这一手玩的,着实将朱高煦给恶心的够呛,直接让他哑巴吃黄连有苦说不出。
也正是因为这一手。
毫无疑问以太子爷和锦衣卫总指挥使纪纲两人生性多疑的性格,怕是对于自己的猜想和防范,其结果可想而知。

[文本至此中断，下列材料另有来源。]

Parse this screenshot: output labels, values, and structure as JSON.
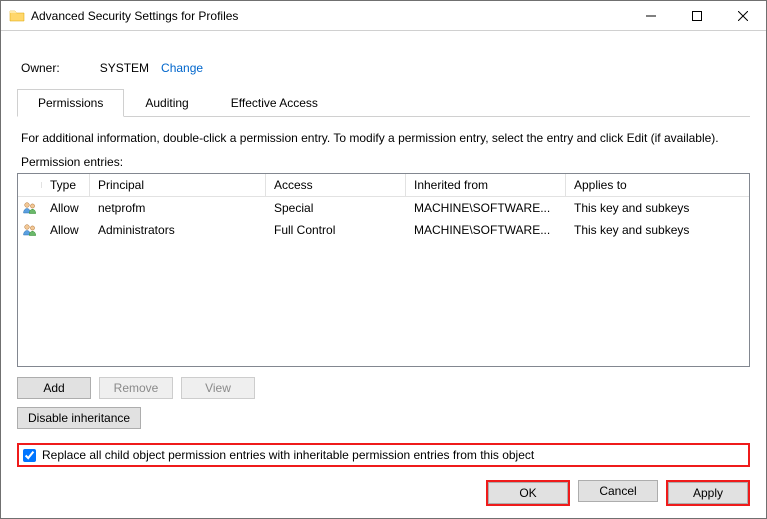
{
  "window": {
    "title": "Advanced Security Settings for Profiles"
  },
  "owner": {
    "label": "Owner:",
    "value": "SYSTEM",
    "change": "Change"
  },
  "tabs": {
    "permissions": "Permissions",
    "auditing": "Auditing",
    "effective": "Effective Access"
  },
  "info": "For additional information, double-click a permission entry. To modify a permission entry, select the entry and click Edit (if available).",
  "entriesLabel": "Permission entries:",
  "columns": {
    "type": "Type",
    "principal": "Principal",
    "access": "Access",
    "inherited": "Inherited from",
    "applies": "Applies to"
  },
  "rows": [
    {
      "type": "Allow",
      "principal": "netprofm",
      "access": "Special",
      "inherited": "MACHINE\\SOFTWARE...",
      "applies": "This key and subkeys"
    },
    {
      "type": "Allow",
      "principal": "Administrators",
      "access": "Full Control",
      "inherited": "MACHINE\\SOFTWARE...",
      "applies": "This key and subkeys"
    }
  ],
  "buttons": {
    "add": "Add",
    "remove": "Remove",
    "view": "View",
    "disableInherit": "Disable inheritance",
    "ok": "OK",
    "cancel": "Cancel",
    "apply": "Apply"
  },
  "checkbox": {
    "label": "Replace all child object permission entries with inheritable permission entries from this object"
  }
}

好不容易在太子爷和永乐大帝面前,将自己存在感和野心给降到了最低。
让其慢慢的接受自己的一些观念和想法。
经过白莲教这一手骚操作,几乎可以百分之百确定,于太子爷和永乐大帝两人眼中,他之前好不容易维持的形象,顷刻间付之东流消失不见。
搞的朱高煦都想骂娘了!
且不仅仅如此。
就从倭国贼寇,此次一反常态,敢做出这般大逆不道且胆大包天的事情。
也让朱高煦心中,不禁升起一阵疑惑。
这些个倭国贼寇,极有可能就是白莲教的那些个混蛋给忽悠过来,看似行大逆不道之举的,实则以此为切入点,在不知不觉中成为白莲教的棋子,成为了给朱高煦挖坑玩阳谋的重要一环。
想到这里。
朱高煦伸手扶了扶额,不禁出言感慨:
“这些个隐藏在阴沟里的白莲教臭老鼠们,还真的是阴魂不散啊!”
“动不动就冒头,动不动就出来恶心人。”
“真的是”
说着,说着,他微微摇了摇头,神色徒然一敛,话锋突然一转,面色中杀意肃然而阴冷,沉声道:
“挺好.”
“还敢冒头,还敢钻出来?”
“看来前次,还没有让这些个混蛋心痛,还没有让这些个混蛋长记性。”
“传我口谕。”
“令人这段时间,于大明境内,给我多注意一下白莲教各种信息。”
“尽可能的给我多挖一些人出来。”
“玩阴招,玩阳谋恶心我?”
“行啊!”
“看谁怕谁,既然还敢出手,正好我也跟他们再好生的算一算账,再给他们涨一涨记性。”
“我倒想看看是他们阴谋诡计厉害,还是咱手中的大刀劈砍在身上痛一些。”
黑袍男子闻言,没有丝毫犹豫,微微点了好头:
“诺!”
“属下这就吩咐下去。”
“不过……”
说到这里,他顿了顿,面色中闪过一丝担忧,继续道:
“王爷……”
“那对于此番,太子殿下和锦衣卫乃至陛下哪里。”
“会不会对你……”
后面的话未明说。
不过大家都是聪明人。
朱高煦如何能够听不出其言下之意。
随即,他笑呵呵的冲其摆了摆手,面色中没有半分担忧,丝毫没有将此事给放在心上,回道:
“放心。”
“就这个事情,不过是大家心照不宣罢了。”
“最多也就让他们忌惮一下而已。”
“难道他们还能够把我怎么样不成?”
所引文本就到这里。